Beach Girls
Page 22
“So they went out and inflicted it on other people?” Jack asked.
“You don't understand.”
“I understand that some of them are in there for rape and murder.”
“You never support me,” she said. “What I believe in. I'm there trying to help people.”
“I support you, Emma,” his expression leaving his real feelings unspoken.
“No you don't,” she said, shaking her head vio-lently. “You supported me when I volunteered in nice places—the children's hospital, or the nursing homes. But Dixon—”
“I'm worried about it, okay?” he exploded. “I don't know who you're meeting there, whether they might track you home. How about that one who got your number? What if someone found out where you lived, what about Nell? I don't want them near us.”
“‘Them,'” she spat back. “‘They.' As if they're so other. They're human beings who've had bad breaks. I'm helping Father Richard teach these men to read—doing important work, maybe for the first time in my life.”
“I think raising Nell is important work, too.”
“You're so sanctimonious, Jack.”
“Look, when a convicted felon calls you at home, I'm going to get upset.” He took a breath. “I'm sorry if it seems I'm belittling your work. I'm not. I know you're good at anything you do. But does it have to be the prison? Before Father Richard came to the parish—”
“I know what you're saying. But the volunteer program was so stagnant. I felt we were just being sent places . . . just to keep us busy.”
Reading to kids in the pediatric oncology ward was just keeping busy? Jack didn't say it out loud. He held it inside, his chest exploding, thinking of how fascinated Emma had gotten with the terrible stories she heard from the prisoners, how terrible their lives had been, how badly they'd been treated.
Just six months earlier, she had decided she wanted different bathroom tiles. The “old” ones—less than two years old—were Mexican, painted with flowers. Then she wanted marble. Now she thought that tiles were beside the point. She was on fire—the first time Jack had ever seen her like this—passionate about her work.
Jack had said fine, whatever she wanted. But inside, something had come clanging down—he knew she was using her prison work as a way to avoid him. He actually wondered whether she'd developed a crush on one of the prisoners—the one who had called their house. Whenever he wanted to talk, or go out, she was involved in planning her reading lessons, or talking to her fellow volunteers about how they could effect meaningful change at Dixon.
“What's wrong?” he'd asked her.
“They don't have a library,” she said. “Not a real library, anyway—just a few books donated by family members.”
“Not what's wrong at Dixon Correctional—what's wrong with us?”
“You'd know better than I do. You're always at your office. And when you're not, you're on the computer. Or watching TV.”
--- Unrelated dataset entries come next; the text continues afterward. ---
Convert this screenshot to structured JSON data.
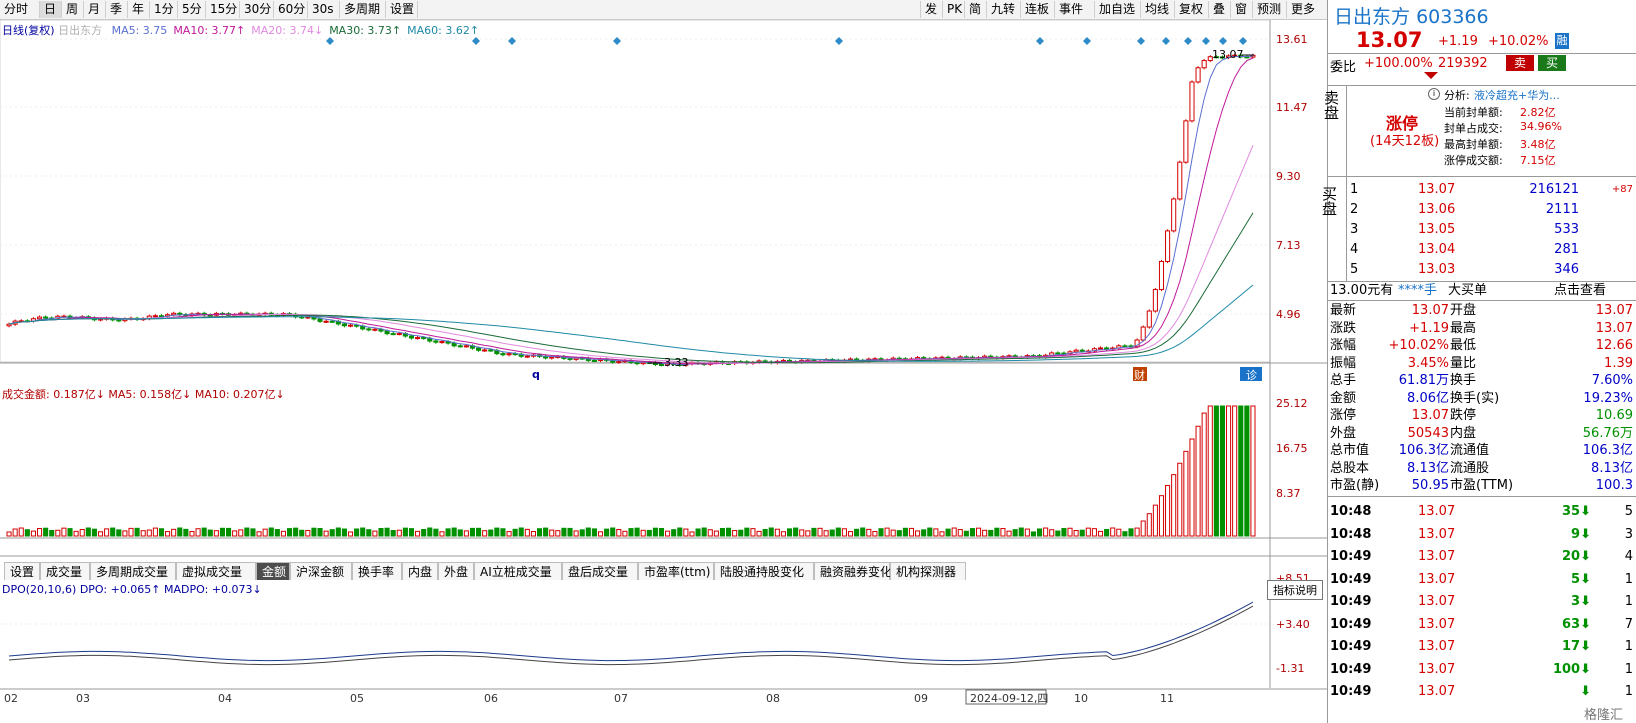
{
  "toolbar": {
    "left": [
      "分时",
      "日",
      "周",
      "月",
      "季",
      "年",
      "1分",
      "5分",
      "15分",
      "30分",
      "60分",
      "30s",
      "多周期",
      "设置"
    ],
    "active": "日",
    "right": [
      "发",
      "PK",
      "简",
      "九转",
      "连板",
      "事件",
      "加自选",
      "均线",
      "复权",
      "叠",
      "窗",
      "预测",
      "更多"
    ]
  },
  "main_chart": {
    "legend_title": "日线(复权)",
    "legend_stock": "日出东方",
    "ma": [
      {
        "label": "MA5: 3.75",
        "color": "#5a6fd0"
      },
      {
        "label": "MA10: 3.77↑",
        "color": "#c0189a"
      },
      {
        "label": "MA20: 3.74↓",
        "color": "#e08ae0"
      },
      {
        "label": "MA30: 3.73↑",
        "color": "#1b6b3a"
      },
      {
        "label": "MA60: 3.62↑",
        "color": "#1e8aa6"
      }
    ],
    "y_ticks": [
      "13.61",
      "11.47",
      "9.30",
      "7.13",
      "4.96"
    ],
    "high_label": "13.07",
    "low_label": "3.33",
    "x_labels": [
      "02",
      "03",
      "04",
      "05",
      "06",
      "07",
      "08",
      "09",
      "2024-09-12,四",
      "10",
      "11"
    ],
    "marker_q": "q",
    "badge_cai": "财",
    "badge_zhen": "诊"
  },
  "volume": {
    "legend": "成交金额: 0.187亿↓ MA5: 0.158亿↓ MA10: 0.207亿↓",
    "y_ticks": [
      "25.12",
      "16.75",
      "8.37"
    ]
  },
  "indicator_tabs": [
    "设置",
    "成交量",
    "多周期成交量",
    "虚拟成交量",
    "金额",
    "沪深金额",
    "换手率",
    "内盘",
    "外盘",
    "AI立桩成交量",
    "盘后成交量",
    "市盈率(ttm)",
    "陆股通持股变化",
    "融资融券变化",
    "机构探测器"
  ],
  "indicator_active": "金额",
  "dpo": {
    "legend": "DPO(20,10,6) DPO: +0.065↑ MADPO: +0.073↓",
    "button": "指标说明",
    "y_ticks": [
      "+8.51",
      "+3.40",
      "-1.31"
    ]
  },
  "quote": {
    "name": "日出东方",
    "code": "603366",
    "price": "13.07",
    "change": "+1.19",
    "pct": "+10.02%",
    "tag": "融",
    "weibi_label": "委比",
    "weibi_value": "+100.00%",
    "weibi_vol": "219392",
    "sell_btn": "卖",
    "buy_btn": "买",
    "sell_side": "卖盘",
    "zhangting": "涨停",
    "zhangting_sub": "(14天12板)",
    "analysis_label": "分析:",
    "analysis_text": "液冷超充+华为...",
    "stats": [
      {
        "k": "当前封单额:",
        "v": "2.82亿"
      },
      {
        "k": "封单占成交:",
        "v": "34.96%"
      },
      {
        "k": "最高封单额:",
        "v": "3.48亿"
      },
      {
        "k": "涨停成交额:",
        "v": "7.15亿"
      }
    ],
    "buy_side": "买盘",
    "bids": [
      {
        "lvl": "1",
        "price": "13.07",
        "vol": "216121",
        "chg": "+87"
      },
      {
        "lvl": "2",
        "price": "13.06",
        "vol": "2111",
        "chg": ""
      },
      {
        "lvl": "3",
        "price": "13.05",
        "vol": "533",
        "chg": ""
      },
      {
        "lvl": "4",
        "price": "13.04",
        "vol": "281",
        "chg": ""
      },
      {
        "lvl": "5",
        "price": "13.03",
        "vol": "346",
        "chg": ""
      }
    ],
    "big_order": {
      "a": "13.00元有",
      "b": "****手",
      "c": "大买单",
      "d": "点击查看"
    },
    "details": [
      {
        "k1": "最新",
        "v1": "13.07",
        "k2": "开盘",
        "v2": "13.07",
        "c1": "red",
        "c2": "red"
      },
      {
        "k1": "涨跌",
        "v1": "+1.19",
        "k2": "最高",
        "v2": "13.07",
        "c1": "red",
        "c2": "red"
      },
      {
        "k1": "涨幅",
        "v1": "+10.02%",
        "k2": "最低",
        "v2": "12.66",
        "c1": "red",
        "c2": "red"
      },
      {
        "k1": "振幅",
        "v1": "3.45%",
        "k2": "量比",
        "v2": "1.39",
        "c1": "red",
        "c2": "red"
      },
      {
        "k1": "总手",
        "v1": "61.81万",
        "k2": "换手",
        "v2": "7.60%",
        "c1": "blue",
        "c2": "blue"
      },
      {
        "k1": "金额",
        "v1": "8.06亿",
        "k2": "换手(实)",
        "v2": "19.23%",
        "c1": "blue",
        "c2": "blue"
      },
      {
        "k1": "涨停",
        "v1": "13.07",
        "k2": "跌停",
        "v2": "10.69",
        "c1": "red",
        "c2": "green"
      },
      {
        "k1": "外盘",
        "v1": "50543",
        "k2": "内盘",
        "v2": "56.76万",
        "c1": "red",
        "c2": "green"
      },
      {
        "k1": "总市值",
        "v1": "106.3亿",
        "k2": "流通值",
        "v2": "106.3亿",
        "c1": "blue",
        "c2": "blue"
      },
      {
        "k1": "总股本",
        "v1": "8.13亿",
        "k2": "流通股",
        "v2": "8.13亿",
        "c1": "blue",
        "c2": "blue"
      },
      {
        "k1": "市盈(静)",
        "v1": "50.95",
        "k2": "市盈(TTM)",
        "v2": "100.3",
        "c1": "blue",
        "c2": "blue"
      }
    ],
    "ticks": [
      {
        "t": "10:48",
        "p": "13.07",
        "v": "35",
        "d": "5"
      },
      {
        "t": "10:48",
        "p": "13.07",
        "v": "9",
        "d": "3"
      },
      {
        "t": "10:49",
        "p": "13.07",
        "v": "20",
        "d": "4"
      },
      {
        "t": "10:49",
        "p": "13.07",
        "v": "5",
        "d": "1"
      },
      {
        "t": "10:49",
        "p": "13.07",
        "v": "3",
        "d": "1"
      },
      {
        "t": "10:49",
        "p": "13.07",
        "v": "63",
        "d": "7"
      },
      {
        "t": "10:49",
        "p": "13.07",
        "v": "17",
        "d": "1"
      },
      {
        "t": "10:49",
        "p": "13.07",
        "v": "100",
        "d": "1"
      },
      {
        "t": "10:49",
        "p": "13.07",
        "v": "",
        "d": "1"
      }
    ],
    "watermark": "格隆汇"
  }
}
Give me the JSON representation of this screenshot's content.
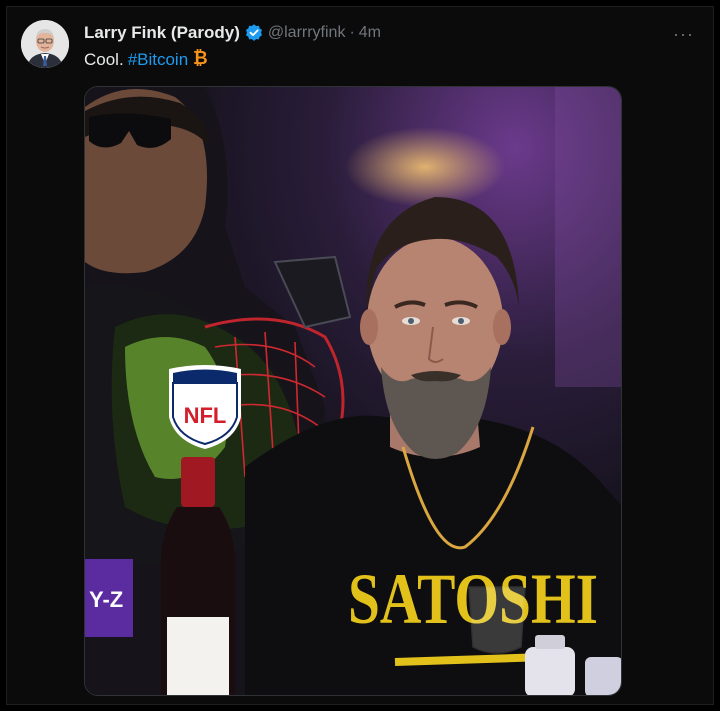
{
  "tweet": {
    "display_name": "Larry Fink (Parody)",
    "handle": "@larrryfink",
    "separator": "·",
    "time": "4m",
    "text": "Cool.",
    "hashtag": "#Bitcoin",
    "more_label": "···"
  },
  "media": {
    "shirt_text": "SATOSHI",
    "shield_text": "NFL",
    "sign_text": "Y-Z"
  },
  "colors": {
    "background": "#000000",
    "text_primary": "#e7e9ea",
    "text_secondary": "#71767b",
    "link": "#1d9bf0",
    "verified": "#1d9bf0",
    "bitcoin": "#f7931a",
    "shirt_print": "#e2c21a"
  },
  "icons": [
    "verified-badge-icon",
    "more-options-icon",
    "bitcoin-icon"
  ]
}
She was right—except, if he believed what Madeleine had told him, she was lying then. Still, how could Jack tell her he did those things because she seemed so hostile—or, worse, indifferent to him? They had had so much fun when they were first married. She'd gone on every business trip with him. They had laughed about everything. Then Nell was born.
Jack had never thought he could love anyone as much as Emma. Ever. But then Nell had entered the picture. She had shown up, taken complete control. Instead of being jealous of the time Emma spent with the baby, Jack was jealous that she got more time with Nell than he did.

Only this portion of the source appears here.